The couple, Paul Chelmis and Jing Wen of Shan Shui Studio, came up with the idea after watching footage of the George Floyd Protests. “I kind of saw it as a natural reaction,” Chelmis told the Post and Courier about the rioting that occurred. “Like yeah, of course this is the result of our inattention. Instead of focusing on how terrible these people are who are ‘rioting,’ we should focus on what we should do to prevent it from happening in the future.”
The pair came up with the idea for a jewelry collection. Dubbed “Wear Their Names,” it featured debris turned into earrings and necklaces and were given names such as the Breonna, the Trayvon, the Elijah, etc. Each item cost between $45 and $500, and all proceeds were reportedly going to the Black Lives Matter cause.
The sale caught the attention of Twitter user @sophieming_, leading to a wave of backlash against the idea.
just when we thought it couldn’t get ANY worse… pic.twitter.com/iGm7423PeI
— sophie the cat lady (@sophieming_) September 8, 2020
“Nonblack people itching to profit off of black people’s deaths,” wrote one Twitter user. “At it’s worse this could be insidious capitalization and reinforcement of performative concern using ‘I didn’t know better’ as a shield,” wrote another.
nonblack people itching to profit off of black people’s deaths…. “it was killing me i couldn’t be there to document that moment.”
evil people. https://t.co/sBudrRlYNr
— white people just log out i need some space rn (@yibco) September 8, 2020
Why you cannot qualify your own advocacy 👇👇👇
At it’s worse this could be insidious capitalization and reinforcement of performative concern using “I didn’t know better” as a shield
They could have asked Twitter and known better instantly
— Supergreen🌵 (@SupergreenOK) September 8, 2020
The pair quickly took down their website and pulled the items from their store after the backlash hit, issuing an apology.
“Just want to say we’ve heard the feedback from the community loud and clear and are taking it seriously.
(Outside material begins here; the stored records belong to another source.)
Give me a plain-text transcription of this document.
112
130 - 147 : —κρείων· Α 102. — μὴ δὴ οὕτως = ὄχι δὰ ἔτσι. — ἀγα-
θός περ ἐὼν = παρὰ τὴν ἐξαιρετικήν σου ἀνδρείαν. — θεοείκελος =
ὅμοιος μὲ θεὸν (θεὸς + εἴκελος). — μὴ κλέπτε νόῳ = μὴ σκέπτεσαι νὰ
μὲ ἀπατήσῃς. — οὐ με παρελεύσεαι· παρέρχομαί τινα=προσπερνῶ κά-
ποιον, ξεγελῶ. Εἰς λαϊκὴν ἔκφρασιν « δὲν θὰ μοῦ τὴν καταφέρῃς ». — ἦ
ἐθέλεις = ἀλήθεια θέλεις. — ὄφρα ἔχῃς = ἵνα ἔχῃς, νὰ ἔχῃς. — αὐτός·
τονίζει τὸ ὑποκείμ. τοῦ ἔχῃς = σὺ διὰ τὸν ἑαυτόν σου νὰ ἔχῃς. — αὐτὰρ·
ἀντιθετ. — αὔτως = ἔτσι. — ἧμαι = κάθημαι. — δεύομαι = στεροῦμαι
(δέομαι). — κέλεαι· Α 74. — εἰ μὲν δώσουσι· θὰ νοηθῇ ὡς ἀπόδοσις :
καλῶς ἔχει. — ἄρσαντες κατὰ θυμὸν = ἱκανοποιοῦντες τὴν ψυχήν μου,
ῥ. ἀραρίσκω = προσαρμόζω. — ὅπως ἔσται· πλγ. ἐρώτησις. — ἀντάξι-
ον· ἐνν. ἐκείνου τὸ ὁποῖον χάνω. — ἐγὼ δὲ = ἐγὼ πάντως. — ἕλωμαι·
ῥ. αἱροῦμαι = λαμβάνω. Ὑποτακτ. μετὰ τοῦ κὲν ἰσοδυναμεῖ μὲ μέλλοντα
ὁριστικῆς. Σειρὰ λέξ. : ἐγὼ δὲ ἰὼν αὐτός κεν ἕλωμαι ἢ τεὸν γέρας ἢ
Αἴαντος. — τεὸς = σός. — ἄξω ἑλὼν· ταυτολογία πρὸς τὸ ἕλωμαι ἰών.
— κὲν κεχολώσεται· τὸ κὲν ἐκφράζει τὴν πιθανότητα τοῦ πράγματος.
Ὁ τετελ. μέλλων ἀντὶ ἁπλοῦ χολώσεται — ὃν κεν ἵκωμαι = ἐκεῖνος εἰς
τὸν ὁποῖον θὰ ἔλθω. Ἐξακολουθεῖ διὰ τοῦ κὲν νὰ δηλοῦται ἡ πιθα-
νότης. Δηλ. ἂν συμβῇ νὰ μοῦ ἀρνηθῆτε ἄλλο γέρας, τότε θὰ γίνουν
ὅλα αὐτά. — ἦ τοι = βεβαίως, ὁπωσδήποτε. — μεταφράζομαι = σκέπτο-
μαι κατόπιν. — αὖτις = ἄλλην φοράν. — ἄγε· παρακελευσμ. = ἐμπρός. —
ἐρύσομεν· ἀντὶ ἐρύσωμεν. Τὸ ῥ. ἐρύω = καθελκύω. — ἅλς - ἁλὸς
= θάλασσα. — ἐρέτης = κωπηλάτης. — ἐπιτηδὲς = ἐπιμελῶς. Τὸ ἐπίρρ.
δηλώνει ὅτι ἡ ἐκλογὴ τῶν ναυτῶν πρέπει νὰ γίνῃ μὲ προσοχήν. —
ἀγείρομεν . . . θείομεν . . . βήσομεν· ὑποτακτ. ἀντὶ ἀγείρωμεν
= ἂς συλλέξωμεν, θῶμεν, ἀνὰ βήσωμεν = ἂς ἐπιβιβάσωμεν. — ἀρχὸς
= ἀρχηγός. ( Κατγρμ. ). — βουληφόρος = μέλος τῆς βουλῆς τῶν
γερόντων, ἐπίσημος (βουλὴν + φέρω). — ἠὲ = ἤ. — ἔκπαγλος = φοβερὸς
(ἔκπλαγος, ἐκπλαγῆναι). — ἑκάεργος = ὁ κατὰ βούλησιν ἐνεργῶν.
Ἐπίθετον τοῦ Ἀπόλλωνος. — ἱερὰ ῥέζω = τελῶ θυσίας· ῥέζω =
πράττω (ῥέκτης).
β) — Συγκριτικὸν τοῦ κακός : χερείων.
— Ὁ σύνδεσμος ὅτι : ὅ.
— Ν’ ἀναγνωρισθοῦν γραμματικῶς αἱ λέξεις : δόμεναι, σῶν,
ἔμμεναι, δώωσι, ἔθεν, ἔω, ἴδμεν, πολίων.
So sorry to those we offended or harmed,” they wrote. “Though we only wanted to honor the victim’s names and retell their story, we see now that using those names was inappropriate and in poor taste. The two of us started this project from a place of creativity and in good faith, with a sense of duty to do our part and help the movement by bringing funds and awareness — and through all the backlash we want to keep sight of that duty and move forward on the best path.”
The couple has offered to fulfill any orders placed before they removed the item and issue refunds and returns to those who want them.